Preventing fraud from costing your company can sometimes seem like a game of whack-a-mole: Squash one scheme and another one pops up. Business service scams are particularly abundant. Fraud perpetrators know that business owners don’t always have time to verify the identities of salespeople or service reps and the legitimacy of their claims.
Your best defense is to refuse to pay anyone anything until you’ve ascertained the facts. It also helps to know what schemes are popular with criminals. Here are several to watch for.
- Utility bill fraudsters. Someone claiming to be from your gas, electric or water company may call and say services are about to be cut off for nonpayment. However, you can stop the discontinuation if you immediately pay the past-due amount via a wire transfer or with a reloadable card. Utility scam artists instill a sense of urgency to discourage owners from researching their claims.

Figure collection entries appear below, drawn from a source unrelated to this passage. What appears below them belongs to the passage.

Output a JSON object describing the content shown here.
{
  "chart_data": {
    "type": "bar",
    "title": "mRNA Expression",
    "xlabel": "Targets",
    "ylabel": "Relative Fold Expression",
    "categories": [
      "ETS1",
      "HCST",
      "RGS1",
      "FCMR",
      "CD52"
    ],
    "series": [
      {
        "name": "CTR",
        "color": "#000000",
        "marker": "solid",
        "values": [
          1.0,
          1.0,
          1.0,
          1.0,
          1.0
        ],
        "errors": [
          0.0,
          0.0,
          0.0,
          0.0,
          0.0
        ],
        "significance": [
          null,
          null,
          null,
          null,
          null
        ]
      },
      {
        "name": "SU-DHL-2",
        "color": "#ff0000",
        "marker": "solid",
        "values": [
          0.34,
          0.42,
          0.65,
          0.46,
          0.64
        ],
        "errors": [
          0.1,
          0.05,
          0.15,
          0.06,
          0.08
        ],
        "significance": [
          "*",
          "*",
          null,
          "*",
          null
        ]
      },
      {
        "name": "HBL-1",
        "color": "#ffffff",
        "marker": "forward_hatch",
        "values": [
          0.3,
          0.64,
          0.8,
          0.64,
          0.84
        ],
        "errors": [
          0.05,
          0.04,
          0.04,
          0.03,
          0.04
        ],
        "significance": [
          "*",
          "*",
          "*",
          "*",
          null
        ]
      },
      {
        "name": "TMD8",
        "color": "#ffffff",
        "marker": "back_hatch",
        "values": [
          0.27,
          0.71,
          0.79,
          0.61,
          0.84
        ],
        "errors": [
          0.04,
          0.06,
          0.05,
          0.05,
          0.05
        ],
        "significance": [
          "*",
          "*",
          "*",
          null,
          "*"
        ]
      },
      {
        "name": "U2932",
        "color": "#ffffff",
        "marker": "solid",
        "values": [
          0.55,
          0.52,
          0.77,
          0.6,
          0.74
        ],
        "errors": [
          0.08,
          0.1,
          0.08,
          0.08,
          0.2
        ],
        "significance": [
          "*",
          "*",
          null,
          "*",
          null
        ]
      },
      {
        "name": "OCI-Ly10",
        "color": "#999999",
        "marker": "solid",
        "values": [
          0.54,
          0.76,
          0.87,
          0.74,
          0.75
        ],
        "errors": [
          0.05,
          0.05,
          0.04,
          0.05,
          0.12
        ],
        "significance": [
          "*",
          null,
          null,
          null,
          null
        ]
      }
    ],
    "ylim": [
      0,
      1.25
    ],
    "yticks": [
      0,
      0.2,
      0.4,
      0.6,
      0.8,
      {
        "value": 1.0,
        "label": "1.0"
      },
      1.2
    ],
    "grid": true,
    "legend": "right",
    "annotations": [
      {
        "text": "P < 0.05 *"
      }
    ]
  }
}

- Google scammers. Con artists used to pretend to represent the Yellow Pages. These days, they impersonate Google and tell businesses that if they don’t pay a fee, the search engine will list them as “permanently closed.” In a variation on the scheme, a caller might offer to improve your Google ranking — for a price. Although there are legitimate search engine optimization consultants who can help improve your company’s visibility online, they don’t generally make these kind of calls.
- Reputation fixers. In another Web-focused scheme, shady operators offer to erase negative reviews on sites such as Yelp and Amazon or to boost your company’s overall ratings by posting positive (but fake) reviews. Posting false reviews is illegal. Don’t jeopardize your company’s reputation by accepting such offers.
- Government misrepresentatives. You may already have heard about fraudsters impersonating IRS agents. But crooks can — and do — adopt a variety of other government aliases. For example, businesses have received letters from the “U.S. Patent and Trademark Office” claiming they’d lose their trademarks if they didn’t pay a fee immediately. Other businesses have been told by the “Department of Labor” that they need to buy workplace compliance posters that are, in fact, free. And various scams operate under the guise of the “Small Business Administration” and its loan programs.
- Illegitimate business brokers. A “business broker” might call and offer to help you sell your company. In one scam, the “broker” claims that a buyer is already interested in paying top dollar for your business, but first you’ll need to get it “valued.” The caller asks for a large down payment, and if you pay it, you’ll likely never see the money again.
Unfortunately, this list represents only the tip of the iceberg. Fraud perpetrators are constantly looking for new ways to defraud businesses, so it pays to be skeptical of sales offers and delinquent bill claims until you can research them. If you’re looking for a vendor, ask trusted professional advisors or fellow business owners for recommendations.